A metà febbraio, la morte di un giovane egiziano a Milano ha causato scontri tra giovani egiziani e latino-americani. Gli scontri sono stati subito sedati dalla polizia e dai militari, ma hanno dimostrato quanto sia esplosiva la situazione.

Non sono solo i lavoratori stranieri ad essere direttamente interessati; anche i lavoratori italiani sono esposti a una pressione sempre crescente. All’inizio di quest’anno, l’amministratore delegato di Fiat Sergio Marchionne ha annunciato la chiusura dello stabilimento di Termini Imerese in Sicilia e l’eliminazione di migliaia di posti di lavoro. Ciò ha causato azioni disperate dei lavoratori licenziati in Sicilia, che hanno occupato un tetto dello stabilimento per due settimane. Ai primi di febbraio, il sindacato dei metalmeccanici ha indetto uno sciopero nazionale di quattro ore dei lavoratori Fiat il cui scopo era di far sfogare la tensione.

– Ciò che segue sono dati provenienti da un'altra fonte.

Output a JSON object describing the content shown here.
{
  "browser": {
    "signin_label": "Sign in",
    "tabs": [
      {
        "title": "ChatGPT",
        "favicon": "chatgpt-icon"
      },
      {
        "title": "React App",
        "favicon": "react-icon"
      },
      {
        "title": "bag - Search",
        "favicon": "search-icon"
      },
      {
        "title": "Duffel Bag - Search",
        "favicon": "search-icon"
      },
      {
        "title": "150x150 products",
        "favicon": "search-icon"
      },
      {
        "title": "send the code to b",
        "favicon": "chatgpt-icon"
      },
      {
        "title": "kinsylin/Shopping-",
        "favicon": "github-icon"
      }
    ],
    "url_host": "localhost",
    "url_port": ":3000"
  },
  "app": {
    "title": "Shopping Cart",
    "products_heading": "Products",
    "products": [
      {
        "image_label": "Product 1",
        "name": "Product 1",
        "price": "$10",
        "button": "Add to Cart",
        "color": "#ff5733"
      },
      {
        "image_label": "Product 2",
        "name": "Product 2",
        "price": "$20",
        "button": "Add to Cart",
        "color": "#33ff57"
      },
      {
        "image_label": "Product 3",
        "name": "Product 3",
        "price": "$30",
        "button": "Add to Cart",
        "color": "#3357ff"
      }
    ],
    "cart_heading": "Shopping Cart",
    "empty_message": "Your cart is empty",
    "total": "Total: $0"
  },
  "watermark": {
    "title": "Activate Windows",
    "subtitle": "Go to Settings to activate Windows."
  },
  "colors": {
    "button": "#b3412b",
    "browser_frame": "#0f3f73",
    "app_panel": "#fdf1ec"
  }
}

I sindacati, fortemente nazionalisti, hanno preso le distanze dalle pienamente legittime azioni degli immigrati. Guglielmo Epifani, segretario generale della GCIL, ha dichiarato “trovo sbagliato uno sciopero di soli migranti, non credo sia la strada migliore usare uno strumento che isola e contrappone.”

L’azione del primo marzo è stata preparata principalmente via Internet. Proteste e scioperi di immigrati hanno avuto luogo lo stesso giorno anche in Francia, Spagna e Grecia. In pochissimo tempo, la pagina di Facebook “Primo marzo 2010. 24 ore senza di noi” ha ricevuto più di 50.000 messaggi.

Gli organizzatori tuttavia non avevano una prospettiva di ampio respiro: volevano semplicemente che le proteste rendessero gli immigrati in Italia più “visibili”. Varie organizzazioni religiose e sociali, gruppi di interesse agricolo e Legambiente hanno sostenuto l’azione. La Confederazione Italiana Agricoltori (CIA) ha chiesto la revisione della cosiddetta legge Bossi-Fini, perché questa legge impone quote sul richiestissimo afflusso di manodopera straniera.

Il ruolo di Rifondazione Comunista

Fausto Bertinotti, ex segretario di Rifondazione Comunista, ha pubblicato un commento demoralizzato dal titolo “Primo marzo 2010: Rosarno e la sinistra, che non c’è.” Ha sollevato la prospettiva di una alternativa politica solo al condizionale. Ha scritto: “i grandi temi che la crisi economica, strutturale e sistemica dell’economia della globalizzazione capitalistica metterebbe all’ordine del giorno, se vivesse in Europa una qualche forza di alternative.” Ha lamentato che gli eventi di Rosarno hanno rivendicato che “è un fatto che chiederebbe un cambiamento profondo della politica della sinistra sociale e politica ... Invece non è accaduto niente.”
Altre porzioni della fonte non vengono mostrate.